Authorities in Dubai have arrested and handed over to Russia a man suspected of shooting and wounding a senior officer in Russia’s intelligence services, according to Moscow’s security service.
The announcement on Sunday came two days after a gunman shot Lt Gen Vladimir Alekseyev three times on the stairwell of his Moscow apartment, leaving him in a critical condition.
The Federal Security Service (FSB) said a Russian citizen, Lyubomir Korba, was detained in Dubai on suspicion of carrying out the shooting. Television images showed masked FSB officers escorting a blindfolded man from a small jet in Russia in the dark.
In a statement on its website, the FSB said it had also identified two “accomplices”, one of whom was detained in Moscow and another who “left for Ukraine”.
Investigators said Ukrainian intelligence agents had tasked Korba, who was born in 1960 in the Ternopil region of Soviet Ukraine, with carrying out Friday’s shooting, which was done with a Makarov pistol equipped with a silencer at an apartment complex seven miles north of the Kremlin.

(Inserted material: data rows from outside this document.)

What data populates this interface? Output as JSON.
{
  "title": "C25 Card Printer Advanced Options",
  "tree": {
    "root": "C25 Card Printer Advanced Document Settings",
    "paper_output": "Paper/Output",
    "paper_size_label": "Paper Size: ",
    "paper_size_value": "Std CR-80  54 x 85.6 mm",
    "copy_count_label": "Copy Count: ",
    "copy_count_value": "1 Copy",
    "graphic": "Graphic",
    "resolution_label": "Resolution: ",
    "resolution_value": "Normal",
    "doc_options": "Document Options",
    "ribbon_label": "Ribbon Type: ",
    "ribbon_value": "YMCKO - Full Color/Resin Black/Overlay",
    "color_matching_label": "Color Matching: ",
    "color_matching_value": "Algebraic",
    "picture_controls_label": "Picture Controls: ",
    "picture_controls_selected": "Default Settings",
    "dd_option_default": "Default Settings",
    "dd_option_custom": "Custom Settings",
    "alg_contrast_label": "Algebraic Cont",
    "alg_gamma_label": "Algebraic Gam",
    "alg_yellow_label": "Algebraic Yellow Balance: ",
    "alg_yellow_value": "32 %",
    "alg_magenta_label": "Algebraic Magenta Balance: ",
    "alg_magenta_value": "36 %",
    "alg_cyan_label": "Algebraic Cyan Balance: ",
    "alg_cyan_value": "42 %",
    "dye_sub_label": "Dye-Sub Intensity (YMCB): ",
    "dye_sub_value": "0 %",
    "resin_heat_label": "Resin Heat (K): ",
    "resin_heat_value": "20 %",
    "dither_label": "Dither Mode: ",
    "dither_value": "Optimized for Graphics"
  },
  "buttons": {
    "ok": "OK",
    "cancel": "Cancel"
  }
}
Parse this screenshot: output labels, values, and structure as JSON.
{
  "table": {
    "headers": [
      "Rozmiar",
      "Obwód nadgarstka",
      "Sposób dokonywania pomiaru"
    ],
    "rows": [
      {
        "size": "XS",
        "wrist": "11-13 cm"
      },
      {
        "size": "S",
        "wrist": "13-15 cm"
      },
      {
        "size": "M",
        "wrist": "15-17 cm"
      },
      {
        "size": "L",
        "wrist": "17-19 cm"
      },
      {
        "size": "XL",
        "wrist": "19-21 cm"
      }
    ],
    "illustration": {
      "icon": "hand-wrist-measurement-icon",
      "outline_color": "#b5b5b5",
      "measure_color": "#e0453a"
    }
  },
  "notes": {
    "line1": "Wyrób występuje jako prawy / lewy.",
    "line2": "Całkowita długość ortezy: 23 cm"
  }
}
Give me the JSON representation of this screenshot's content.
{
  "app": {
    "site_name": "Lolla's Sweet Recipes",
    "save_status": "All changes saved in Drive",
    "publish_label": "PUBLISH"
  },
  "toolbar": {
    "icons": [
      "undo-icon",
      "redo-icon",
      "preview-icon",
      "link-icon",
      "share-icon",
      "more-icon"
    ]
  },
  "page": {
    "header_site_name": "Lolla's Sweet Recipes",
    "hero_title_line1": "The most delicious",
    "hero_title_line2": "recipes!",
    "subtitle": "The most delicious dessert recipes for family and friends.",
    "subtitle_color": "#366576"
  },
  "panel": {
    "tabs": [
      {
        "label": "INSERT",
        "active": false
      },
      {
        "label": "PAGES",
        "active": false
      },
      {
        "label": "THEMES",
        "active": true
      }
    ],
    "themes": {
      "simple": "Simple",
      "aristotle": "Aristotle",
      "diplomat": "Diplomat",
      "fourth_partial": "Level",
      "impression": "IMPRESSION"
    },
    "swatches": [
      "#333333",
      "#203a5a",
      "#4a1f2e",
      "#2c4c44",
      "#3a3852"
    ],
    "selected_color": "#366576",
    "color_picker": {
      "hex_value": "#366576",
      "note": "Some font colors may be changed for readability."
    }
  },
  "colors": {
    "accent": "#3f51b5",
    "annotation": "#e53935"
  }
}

No party has claimed responsibility for the attack on Alekseyev, 64, but Russia’s foreign minister, Sergei Lavrov, called it a “terrorist attack” and claimed without evidence that it had been intended to derail talks between Russia, Ukraine and the US to end the war.
Authorities in the UAE believe the attack was orchestrated by Ukraine, according to a source with direct knowledge of their thinking.
Vladimir Putin thanked the UAE’s president on Saturday for assistance in the detention of a suspect linked to the attack, the Kremlin said.
Ukrainian intelligence agencies have targeted dozens of Russian military officers and Russian-installed officials since the start of the war, accusing them of involvement in war crimes. However, Ukraine’s foreign minister, Andrii Sybiha, said Ukraine had had nothing to do with the shooting of Aleseyev and suggested it was the result of Russian “in-fighting”.
Ukrainian-born Alekseyev is a deputy director of Russia’s military intelligence agency, the GRU, a unit in the defence ministry known for organising covert operations abroad, including assassinations, sabotage and espionage.
He was one of the top officers providing Putin with intelligence for the full-scale invasion of Ukraine in 2022. He has been widely described as a major figure overseeing the country’s private military companies and was among the senior officials dispatched to negotiate with Yevgeny Prigozhin during the Wagner group’s brief mutiny in the summer of 2023.
After Prigozhin’s revolt, Alekseyev was widely believed to have fallen out of favour in Moscow and was reported to have been detained briefly over his links to Wagner, yet he ultimately retained his post.
The lieutenant general is under sanctions from Washington for his alleged involvement in efforts to interfere in the 2020 US presidential election. The UK also placed sanctions on him over the deadly 2018 novichok nerve agent attack in Salisbury.
Moscow has released few details about Alekseyev’s condition since he was taken to hospital, but a source with knowledge of his health said the general was expected to recover.
The commander of Ukraine’s Azov regiment, Denys Prokopenko, wrote on X that if Alekseyev survived, he would never sleep peacefully again. He added: “No war criminal who has killed and tortured Ukrainian soldiers and civilians, destroyed Ukrainian cities, abducted Ukrainian children or committed other crimes against the Ukrainian people will ever feel safe.”
The assassination attempt came a day after Russian and Ukrainian delegations, including Alekseyev’s direct superior, Igor Kostyukov, met in Abu Dhabi, where both sides spoke of apparent progress in the peace talks.
Previous peace efforts have broken down over Russia’s maximalist territorial demands on Ukraine, with Moscow repeatedly rejecting Kyiv’s calls for an immediate ceasefire. The Trump administration has instructed both sides to end the war by June, Volodymyr Zelenskyy has said.
Ukraine has targeted at least three Russian generals in the Moscow region over the past year, though such operations have typically involved explosives.
Alekseyev’s shooting was seen as the latest failure of Russia’s security services to protect senior military personnel within Russia. While details of who carried out the attack remain unclear, Russian military bloggers have criticised apparent security lapses and questioned how a gunman was able to enter the apartment building undetected.